Melissa Marie Mathison (June 3, 1950 – November 4, 2015) was an American film and television screenwriter and an activist for the Tibetan independence movement. She was best known for writing the screenplays for the films The Black Stallion (1979) and E.T. the Extra-Terrestrial (1982), the latter of which earned her the Saturn Award for Best Writing and a nomination for the Academy Award for Best Original Screenplay.

Mathison later wrote The Indian in the Cupboard (1995), based on Lynne Reid Banks's 1980 children's novel of the same name, and Kundun (1997), a biographical-drama film about the Dalai Lama. Her final film credit was The BFG (2016), which marked her third collaboration with film director Steven Spielberg.

Early years
Mathison was born on June 3, 1950, in Los Angeles, one of five siblings.

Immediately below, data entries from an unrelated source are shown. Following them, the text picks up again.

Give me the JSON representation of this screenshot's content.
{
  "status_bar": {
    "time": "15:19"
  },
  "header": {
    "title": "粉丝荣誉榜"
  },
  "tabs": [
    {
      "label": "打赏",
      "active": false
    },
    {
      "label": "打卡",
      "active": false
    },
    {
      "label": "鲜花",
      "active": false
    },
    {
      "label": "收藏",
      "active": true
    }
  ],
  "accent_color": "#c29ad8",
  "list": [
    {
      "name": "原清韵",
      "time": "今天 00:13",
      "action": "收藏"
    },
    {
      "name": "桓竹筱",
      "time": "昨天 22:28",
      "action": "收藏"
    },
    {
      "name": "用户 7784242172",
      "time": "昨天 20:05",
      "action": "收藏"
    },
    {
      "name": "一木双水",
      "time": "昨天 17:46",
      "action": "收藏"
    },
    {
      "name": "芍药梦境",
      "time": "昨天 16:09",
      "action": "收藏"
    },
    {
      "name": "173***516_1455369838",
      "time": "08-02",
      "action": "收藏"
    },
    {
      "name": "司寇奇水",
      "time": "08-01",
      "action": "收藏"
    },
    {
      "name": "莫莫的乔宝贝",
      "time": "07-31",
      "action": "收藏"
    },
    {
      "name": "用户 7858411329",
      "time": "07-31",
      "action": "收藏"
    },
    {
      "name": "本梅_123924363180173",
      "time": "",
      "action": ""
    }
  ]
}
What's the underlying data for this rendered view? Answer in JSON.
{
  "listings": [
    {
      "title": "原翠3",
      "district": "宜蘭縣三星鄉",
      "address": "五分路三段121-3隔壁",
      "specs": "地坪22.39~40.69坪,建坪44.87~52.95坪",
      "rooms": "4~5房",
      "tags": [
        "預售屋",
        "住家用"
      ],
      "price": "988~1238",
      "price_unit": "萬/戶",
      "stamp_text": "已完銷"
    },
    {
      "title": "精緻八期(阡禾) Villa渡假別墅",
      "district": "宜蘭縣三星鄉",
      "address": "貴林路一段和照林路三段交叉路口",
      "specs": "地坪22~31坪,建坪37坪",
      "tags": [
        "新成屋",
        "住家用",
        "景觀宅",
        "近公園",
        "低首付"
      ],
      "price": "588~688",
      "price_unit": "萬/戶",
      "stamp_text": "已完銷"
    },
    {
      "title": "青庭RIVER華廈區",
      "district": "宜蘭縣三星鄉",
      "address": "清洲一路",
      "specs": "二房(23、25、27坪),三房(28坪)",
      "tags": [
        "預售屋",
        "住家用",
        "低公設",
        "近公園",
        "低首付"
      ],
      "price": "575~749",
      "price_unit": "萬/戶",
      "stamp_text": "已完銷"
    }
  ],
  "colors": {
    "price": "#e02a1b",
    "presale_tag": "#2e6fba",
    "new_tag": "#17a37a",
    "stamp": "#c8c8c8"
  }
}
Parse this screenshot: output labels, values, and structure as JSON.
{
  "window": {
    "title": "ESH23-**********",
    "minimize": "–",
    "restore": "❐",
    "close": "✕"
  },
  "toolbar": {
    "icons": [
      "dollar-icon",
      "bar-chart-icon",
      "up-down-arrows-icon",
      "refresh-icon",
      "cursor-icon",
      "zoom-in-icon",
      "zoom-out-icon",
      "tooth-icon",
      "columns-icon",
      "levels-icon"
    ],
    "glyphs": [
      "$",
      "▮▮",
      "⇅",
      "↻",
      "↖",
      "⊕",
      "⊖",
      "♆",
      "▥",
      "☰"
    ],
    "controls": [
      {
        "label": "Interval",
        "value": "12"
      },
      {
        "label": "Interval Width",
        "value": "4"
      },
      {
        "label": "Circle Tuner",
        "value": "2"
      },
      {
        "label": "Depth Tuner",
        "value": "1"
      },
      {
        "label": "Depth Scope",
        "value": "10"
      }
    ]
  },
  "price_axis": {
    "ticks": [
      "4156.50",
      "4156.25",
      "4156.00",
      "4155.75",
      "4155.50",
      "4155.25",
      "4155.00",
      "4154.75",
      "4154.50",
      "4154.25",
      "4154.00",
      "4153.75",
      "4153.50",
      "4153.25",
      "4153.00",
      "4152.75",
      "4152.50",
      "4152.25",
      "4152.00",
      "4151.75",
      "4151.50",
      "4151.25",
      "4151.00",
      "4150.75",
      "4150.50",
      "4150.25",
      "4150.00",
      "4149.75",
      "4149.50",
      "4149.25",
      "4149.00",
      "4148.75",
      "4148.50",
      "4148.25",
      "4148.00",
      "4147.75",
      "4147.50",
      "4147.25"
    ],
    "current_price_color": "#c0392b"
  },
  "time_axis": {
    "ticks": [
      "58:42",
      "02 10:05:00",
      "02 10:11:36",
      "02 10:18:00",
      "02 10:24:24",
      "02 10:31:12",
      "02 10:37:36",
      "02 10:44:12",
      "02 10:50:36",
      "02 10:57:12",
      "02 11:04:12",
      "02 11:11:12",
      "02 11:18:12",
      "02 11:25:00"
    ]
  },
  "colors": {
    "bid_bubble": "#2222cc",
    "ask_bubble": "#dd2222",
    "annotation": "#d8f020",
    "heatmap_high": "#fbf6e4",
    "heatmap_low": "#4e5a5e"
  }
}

Her father, Richard Randolph Mathison, was the Los Angeles bureau chief of Newsweek. Her mother was Margaret Jean (née Kieffer) Mathison, a food writer and convenience-foods entrepreneur. After graduating from Providence High School in 1968, Mathison attended the University of California, Berkeley. Her family was friendly with Francis Ford Coppola, whose children were babysat by Mathison. Coppola offered her a job as his assistant on The Godfather Part II (1974), an opportunity for which she left her studies at UC Berkeley.

With Coppola’s encouragement, she wrote a script for The Black Stallion, adapted from the novel, that caught Steven Spielberg's attention.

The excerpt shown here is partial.